Free English essay: The Adventurer
admin @ December 23, 2007
Free English essay: The Adventurer followed Johnson’s Rambler in its thematic content and varied in style only in being a little less difficult in its vocabulary and less baroque in its sentence structures. There were, however, two deliberate breaks with the editorial practice of the Rambler: Payne decided to solicit contributions to the Adventurer from several hands, rather than leave the entire burden of the writing to Hawkesworth; and it was decided from the outset that the number of issues would be finite. The number of 140 was determined with an eye to publishing the complete Adventurer in ready sets as soon as the final paper had been issued. seventy essays printed in folio made an ideal single volume, and Payne guessed from its conception that the Adventurer would sell best as a two-volume first edition in folio and a four-volume second edition in pocket-sized duodecimo. Whatever moral excellence we may now attribute to the Adventurer’s reflective essays, its format was entirely determined by a bookseller’s understanding of what would be the most valuable way to approach the marketplace.

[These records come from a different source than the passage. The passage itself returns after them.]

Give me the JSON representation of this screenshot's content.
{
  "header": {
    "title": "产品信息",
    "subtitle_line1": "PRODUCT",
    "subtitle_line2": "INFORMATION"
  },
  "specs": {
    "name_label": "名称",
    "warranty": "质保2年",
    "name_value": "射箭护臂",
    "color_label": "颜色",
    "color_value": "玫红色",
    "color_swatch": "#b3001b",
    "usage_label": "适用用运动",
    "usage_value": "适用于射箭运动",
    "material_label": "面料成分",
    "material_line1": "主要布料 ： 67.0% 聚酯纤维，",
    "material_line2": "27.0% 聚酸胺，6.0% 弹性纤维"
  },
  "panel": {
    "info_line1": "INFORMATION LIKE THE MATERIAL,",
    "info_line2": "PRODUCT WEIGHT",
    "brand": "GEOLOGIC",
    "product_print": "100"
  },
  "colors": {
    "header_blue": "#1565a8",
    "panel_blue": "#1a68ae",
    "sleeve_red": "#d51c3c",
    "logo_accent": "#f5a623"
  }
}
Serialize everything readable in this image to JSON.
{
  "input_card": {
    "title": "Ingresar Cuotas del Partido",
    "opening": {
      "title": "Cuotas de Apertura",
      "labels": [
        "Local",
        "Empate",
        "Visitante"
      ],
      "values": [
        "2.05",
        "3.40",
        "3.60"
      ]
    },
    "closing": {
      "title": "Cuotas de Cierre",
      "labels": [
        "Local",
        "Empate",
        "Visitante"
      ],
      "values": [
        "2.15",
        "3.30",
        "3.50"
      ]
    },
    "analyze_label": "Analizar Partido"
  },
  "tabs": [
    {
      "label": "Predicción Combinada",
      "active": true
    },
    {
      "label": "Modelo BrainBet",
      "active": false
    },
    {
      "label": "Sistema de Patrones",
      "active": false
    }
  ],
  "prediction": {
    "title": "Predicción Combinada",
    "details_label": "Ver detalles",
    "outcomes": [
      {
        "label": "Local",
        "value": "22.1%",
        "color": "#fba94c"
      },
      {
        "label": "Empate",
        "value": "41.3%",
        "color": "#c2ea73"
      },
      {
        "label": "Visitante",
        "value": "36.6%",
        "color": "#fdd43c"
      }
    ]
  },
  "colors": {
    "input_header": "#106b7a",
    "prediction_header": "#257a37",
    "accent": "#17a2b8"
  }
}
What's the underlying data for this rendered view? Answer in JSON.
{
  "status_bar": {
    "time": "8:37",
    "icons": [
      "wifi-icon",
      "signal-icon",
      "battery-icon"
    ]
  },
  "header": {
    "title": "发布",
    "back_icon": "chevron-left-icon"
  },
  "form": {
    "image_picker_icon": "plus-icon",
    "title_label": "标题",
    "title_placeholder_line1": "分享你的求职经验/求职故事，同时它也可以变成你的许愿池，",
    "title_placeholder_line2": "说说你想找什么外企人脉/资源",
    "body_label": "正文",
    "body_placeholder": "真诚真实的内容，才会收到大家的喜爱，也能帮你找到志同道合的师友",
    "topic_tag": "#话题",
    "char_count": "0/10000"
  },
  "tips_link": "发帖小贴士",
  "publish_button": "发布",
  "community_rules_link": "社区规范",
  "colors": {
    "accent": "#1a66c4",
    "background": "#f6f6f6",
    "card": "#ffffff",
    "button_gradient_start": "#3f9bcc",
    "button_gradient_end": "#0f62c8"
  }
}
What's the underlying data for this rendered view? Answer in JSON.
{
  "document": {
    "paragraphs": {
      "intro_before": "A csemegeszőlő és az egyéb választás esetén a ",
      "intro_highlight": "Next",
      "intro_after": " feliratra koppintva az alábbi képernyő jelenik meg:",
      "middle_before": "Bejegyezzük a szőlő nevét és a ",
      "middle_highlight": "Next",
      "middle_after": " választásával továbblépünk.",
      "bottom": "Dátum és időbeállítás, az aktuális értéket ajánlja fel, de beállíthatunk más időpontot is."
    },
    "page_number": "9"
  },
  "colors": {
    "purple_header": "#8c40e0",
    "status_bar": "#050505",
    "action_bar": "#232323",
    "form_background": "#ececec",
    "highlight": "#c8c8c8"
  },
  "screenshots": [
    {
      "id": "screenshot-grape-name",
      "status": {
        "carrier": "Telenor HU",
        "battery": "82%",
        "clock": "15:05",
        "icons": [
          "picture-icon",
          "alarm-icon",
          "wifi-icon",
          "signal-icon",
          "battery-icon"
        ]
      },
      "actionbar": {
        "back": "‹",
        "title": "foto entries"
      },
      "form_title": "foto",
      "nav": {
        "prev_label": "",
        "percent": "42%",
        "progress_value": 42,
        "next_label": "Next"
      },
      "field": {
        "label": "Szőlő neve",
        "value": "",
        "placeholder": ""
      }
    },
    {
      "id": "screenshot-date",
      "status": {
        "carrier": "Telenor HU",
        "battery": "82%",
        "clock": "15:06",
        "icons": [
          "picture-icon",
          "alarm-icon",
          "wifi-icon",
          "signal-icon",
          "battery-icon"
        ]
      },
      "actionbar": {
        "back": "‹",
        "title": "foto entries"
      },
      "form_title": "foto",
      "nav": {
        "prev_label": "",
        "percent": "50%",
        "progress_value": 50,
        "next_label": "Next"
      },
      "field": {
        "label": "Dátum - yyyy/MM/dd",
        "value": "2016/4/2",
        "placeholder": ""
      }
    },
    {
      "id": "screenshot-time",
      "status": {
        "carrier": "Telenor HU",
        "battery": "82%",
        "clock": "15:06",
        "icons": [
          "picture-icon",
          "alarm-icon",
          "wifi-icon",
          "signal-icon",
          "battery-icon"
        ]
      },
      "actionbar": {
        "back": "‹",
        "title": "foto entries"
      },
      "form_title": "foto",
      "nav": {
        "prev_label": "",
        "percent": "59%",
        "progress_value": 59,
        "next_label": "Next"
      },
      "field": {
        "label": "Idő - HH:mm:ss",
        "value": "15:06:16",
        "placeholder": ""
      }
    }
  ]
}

Free English essay: Along with Hawkesworth, the principal contributors to the Adventurer were Johnson himself, the literary critic Joseph Warton, and the journalist Bonnell Thornton, author of the periodical the Connoisseur. Various individual papers have also been attributed to Thomas Warton, his sister Jane Warton, the early feminist Elizabeth Carter, Hester Mulson, George Colman, and Catherine Talbot. Certainly Hawkesworth and Payne approached a wide community of possible contributors with the intention of insuring that the Adventurer offered a variety of style and opinions in its essays. Despite the ultimate range of hands evident in the Adventurer, Hawkesworth found himself solely responsible for most of the early papers. Johnson first appears with Adventurer no. 34; he would contribute 29 essays in all.
Free English essay: There is some speculation that Richard Bathurst of the Ivy Lane Club was originally solicited to contribute but failed to do so, and that Hawkesworth urged Johnson to take Bathurst’s place as the periodical prospered and Hawkesworth himself felt the strain of compensating for the delinquent Bathurst. At any rate, the three main authors of the papers each took up different essayistic approaches: Johnson contributed papers that continued the moral reflections which had characterized the Rambler; Joseph Warton wrote on aesthetic matters, producing papers on literary criticism, taste, and scholarship, including memorable pieces on Shakespeare; and Hawkesworth, who wrote the lion’s share of the periodical, was particularly predisposed to contribute short fiction, especially oriental tales.